U.S. Rep. Tom Cole, who lives in Moore, said the Plaza Towers school was the most secure and structurally strong building in the area.
"And so people did the right thing, but if you're in front of an F4 or an F5 there is no good thing to do if you're above ground. It's just tragic," he said on MSNBC-TV.
Miguel Macias and his wife Veronica had two children at the Plaza Towers school and found 8-year-old Ruby first after rescue workers carried the girl from the destruction. But their son, 6-year-old Angel, was nowhere to be found, said Brenda Ramon, pastor of the Faith Latino Church where the family are members.
Ramon and several congregation members spent hours helping the family search for Angel and calling area hospitals. The boy was finally located at a medical center in Oklahoma City about five hours after the tornado hit.
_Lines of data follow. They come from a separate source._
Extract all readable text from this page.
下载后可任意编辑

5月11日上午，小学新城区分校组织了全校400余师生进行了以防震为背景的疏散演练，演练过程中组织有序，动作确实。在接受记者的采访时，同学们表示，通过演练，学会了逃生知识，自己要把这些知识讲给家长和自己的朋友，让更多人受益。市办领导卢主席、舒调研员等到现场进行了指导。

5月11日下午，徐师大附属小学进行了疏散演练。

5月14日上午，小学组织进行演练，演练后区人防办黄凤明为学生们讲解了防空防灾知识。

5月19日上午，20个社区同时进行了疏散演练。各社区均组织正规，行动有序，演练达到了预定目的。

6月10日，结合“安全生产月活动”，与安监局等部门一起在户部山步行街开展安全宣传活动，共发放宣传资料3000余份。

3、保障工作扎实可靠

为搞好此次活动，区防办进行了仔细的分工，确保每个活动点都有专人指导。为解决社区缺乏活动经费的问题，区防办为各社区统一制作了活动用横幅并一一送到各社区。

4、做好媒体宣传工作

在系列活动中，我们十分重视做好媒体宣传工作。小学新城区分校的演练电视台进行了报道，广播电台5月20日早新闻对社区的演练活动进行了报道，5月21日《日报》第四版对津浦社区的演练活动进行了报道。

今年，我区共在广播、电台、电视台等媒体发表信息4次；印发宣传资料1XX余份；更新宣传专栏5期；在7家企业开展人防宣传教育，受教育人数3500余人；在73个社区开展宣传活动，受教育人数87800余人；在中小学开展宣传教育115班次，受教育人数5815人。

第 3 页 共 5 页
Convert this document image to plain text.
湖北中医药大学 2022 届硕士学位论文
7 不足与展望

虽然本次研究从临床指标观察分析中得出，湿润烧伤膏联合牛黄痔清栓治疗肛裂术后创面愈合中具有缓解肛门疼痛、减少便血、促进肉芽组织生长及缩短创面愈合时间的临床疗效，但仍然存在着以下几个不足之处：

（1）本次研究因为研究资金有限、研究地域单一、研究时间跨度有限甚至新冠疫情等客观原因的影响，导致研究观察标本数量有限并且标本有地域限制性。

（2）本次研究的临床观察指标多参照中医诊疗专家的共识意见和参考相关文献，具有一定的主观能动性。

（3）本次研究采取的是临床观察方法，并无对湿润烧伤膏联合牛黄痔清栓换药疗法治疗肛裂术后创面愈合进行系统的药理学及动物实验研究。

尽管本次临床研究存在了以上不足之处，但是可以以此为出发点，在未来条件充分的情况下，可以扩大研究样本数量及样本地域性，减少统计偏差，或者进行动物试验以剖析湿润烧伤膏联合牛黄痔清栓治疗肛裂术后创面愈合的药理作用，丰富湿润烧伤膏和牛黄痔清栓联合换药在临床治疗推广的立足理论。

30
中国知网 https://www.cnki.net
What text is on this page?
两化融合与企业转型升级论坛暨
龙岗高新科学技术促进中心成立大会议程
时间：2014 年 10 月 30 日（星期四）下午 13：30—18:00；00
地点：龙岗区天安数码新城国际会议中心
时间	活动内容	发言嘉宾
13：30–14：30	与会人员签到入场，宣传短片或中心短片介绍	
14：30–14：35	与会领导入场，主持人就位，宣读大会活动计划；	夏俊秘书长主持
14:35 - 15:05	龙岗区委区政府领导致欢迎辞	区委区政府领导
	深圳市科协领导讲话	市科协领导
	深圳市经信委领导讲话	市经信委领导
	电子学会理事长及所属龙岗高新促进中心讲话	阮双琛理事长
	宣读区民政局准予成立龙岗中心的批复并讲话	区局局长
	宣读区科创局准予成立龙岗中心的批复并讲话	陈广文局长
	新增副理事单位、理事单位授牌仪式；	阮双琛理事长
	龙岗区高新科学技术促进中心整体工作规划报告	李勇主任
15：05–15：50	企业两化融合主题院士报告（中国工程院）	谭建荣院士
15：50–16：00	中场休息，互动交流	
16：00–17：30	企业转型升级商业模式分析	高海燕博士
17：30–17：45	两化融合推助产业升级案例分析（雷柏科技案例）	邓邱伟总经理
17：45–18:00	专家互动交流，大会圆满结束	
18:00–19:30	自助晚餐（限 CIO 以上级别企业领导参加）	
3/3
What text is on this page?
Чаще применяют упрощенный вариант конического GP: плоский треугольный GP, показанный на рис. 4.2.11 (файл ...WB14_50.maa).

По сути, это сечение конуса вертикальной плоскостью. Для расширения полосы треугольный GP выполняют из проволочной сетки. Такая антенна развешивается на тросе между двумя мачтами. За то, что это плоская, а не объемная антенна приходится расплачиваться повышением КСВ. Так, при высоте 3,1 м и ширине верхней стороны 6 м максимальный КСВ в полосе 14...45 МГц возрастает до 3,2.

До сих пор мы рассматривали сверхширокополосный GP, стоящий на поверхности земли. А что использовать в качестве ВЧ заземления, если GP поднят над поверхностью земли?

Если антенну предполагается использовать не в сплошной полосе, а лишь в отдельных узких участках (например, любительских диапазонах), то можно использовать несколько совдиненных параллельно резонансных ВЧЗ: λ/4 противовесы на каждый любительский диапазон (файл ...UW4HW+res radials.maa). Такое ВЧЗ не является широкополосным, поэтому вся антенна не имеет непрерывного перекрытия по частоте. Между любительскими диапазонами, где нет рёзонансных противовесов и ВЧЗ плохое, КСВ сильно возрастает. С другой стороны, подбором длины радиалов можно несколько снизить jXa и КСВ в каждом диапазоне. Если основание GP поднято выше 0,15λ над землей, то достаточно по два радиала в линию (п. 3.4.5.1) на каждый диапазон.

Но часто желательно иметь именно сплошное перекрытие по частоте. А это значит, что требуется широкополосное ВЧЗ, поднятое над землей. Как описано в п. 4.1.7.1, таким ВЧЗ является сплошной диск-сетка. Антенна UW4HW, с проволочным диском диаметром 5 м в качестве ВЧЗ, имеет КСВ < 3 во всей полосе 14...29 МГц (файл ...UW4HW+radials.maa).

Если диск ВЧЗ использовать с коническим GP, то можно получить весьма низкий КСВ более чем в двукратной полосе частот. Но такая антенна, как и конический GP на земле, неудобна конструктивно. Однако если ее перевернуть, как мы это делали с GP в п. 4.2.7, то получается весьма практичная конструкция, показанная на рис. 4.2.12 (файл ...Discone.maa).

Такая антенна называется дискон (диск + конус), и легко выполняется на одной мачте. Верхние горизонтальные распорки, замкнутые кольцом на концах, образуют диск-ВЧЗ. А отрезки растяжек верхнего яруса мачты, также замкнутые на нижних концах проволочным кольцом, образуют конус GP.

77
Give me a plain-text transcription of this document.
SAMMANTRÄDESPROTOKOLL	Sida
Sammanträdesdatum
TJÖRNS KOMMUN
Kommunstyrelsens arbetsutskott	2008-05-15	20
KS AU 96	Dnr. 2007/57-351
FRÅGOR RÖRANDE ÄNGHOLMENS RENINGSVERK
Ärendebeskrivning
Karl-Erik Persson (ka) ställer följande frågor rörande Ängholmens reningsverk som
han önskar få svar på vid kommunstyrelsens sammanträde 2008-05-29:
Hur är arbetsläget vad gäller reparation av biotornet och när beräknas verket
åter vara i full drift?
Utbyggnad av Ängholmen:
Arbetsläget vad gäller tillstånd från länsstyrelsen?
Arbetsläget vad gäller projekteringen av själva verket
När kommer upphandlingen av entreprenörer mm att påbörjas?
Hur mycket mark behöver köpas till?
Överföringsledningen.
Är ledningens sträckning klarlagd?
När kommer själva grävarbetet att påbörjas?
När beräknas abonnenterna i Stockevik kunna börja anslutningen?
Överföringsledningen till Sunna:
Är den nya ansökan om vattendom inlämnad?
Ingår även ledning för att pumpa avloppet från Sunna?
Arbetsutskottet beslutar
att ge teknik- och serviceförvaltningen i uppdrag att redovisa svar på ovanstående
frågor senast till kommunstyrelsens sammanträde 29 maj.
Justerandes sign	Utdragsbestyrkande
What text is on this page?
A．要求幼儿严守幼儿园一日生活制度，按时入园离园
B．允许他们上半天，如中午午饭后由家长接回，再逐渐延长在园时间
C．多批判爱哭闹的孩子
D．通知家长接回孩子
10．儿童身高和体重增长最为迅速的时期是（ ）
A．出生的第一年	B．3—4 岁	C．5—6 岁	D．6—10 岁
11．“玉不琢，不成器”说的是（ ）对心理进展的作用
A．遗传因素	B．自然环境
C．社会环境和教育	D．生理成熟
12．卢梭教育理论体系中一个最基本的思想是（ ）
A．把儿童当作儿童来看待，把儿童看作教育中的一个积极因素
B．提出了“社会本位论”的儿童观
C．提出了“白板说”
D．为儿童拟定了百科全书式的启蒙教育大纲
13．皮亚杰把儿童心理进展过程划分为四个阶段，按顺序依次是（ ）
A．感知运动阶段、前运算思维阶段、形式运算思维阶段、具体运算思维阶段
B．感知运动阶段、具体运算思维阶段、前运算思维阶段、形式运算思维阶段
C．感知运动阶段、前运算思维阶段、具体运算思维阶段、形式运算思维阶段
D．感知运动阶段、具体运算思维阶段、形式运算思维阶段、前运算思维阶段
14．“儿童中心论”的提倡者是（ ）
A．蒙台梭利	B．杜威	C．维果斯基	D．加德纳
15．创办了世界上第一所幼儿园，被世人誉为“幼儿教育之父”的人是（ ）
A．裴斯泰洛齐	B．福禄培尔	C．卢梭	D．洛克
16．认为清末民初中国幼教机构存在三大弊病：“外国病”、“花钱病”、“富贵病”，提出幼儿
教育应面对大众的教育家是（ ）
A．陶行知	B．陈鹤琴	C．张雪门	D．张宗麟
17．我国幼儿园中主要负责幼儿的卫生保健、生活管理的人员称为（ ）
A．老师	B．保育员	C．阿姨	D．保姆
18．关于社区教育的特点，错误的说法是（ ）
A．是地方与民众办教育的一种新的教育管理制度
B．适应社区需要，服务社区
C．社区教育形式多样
"It was heart-breaking," Ramon said. "We couldn't find him for hours."
The boy had wounds to his face and head, but was not badly hurt, Ramon said. "Their little bodies are so resilient."
Survivors of the storm suffered injuries ranging from minor cuts and bruises to open wounds, impalements, and open fractures, said Dr. Roxie M. Albrecht, the director of trauma and surgical critical care at the Oklahoma University Medical Center, which cared for 51 children and 35 adults.
Witnesses said Monday's tornado appeared more fierce than the giant twister that was among the dozens that tore up the area on May 3, 1999, killing more than 40 people and destroying thousands of homes. That tornado ranked as an EF5 tornado with wind speeds of more than 200 mph.
The 1999 tornado ranks as the third-costliest tornado in U.S. history, having caused more than $1 billion in damage at the time, or more than $1.3 billion in today's dollars. Only the devastating Joplin and Tuscaloosa tornadoes in 2011 were more costly.
Authorities urged people who want to help to donate cash to the Red Cross and other reputable charities rather than sending goods.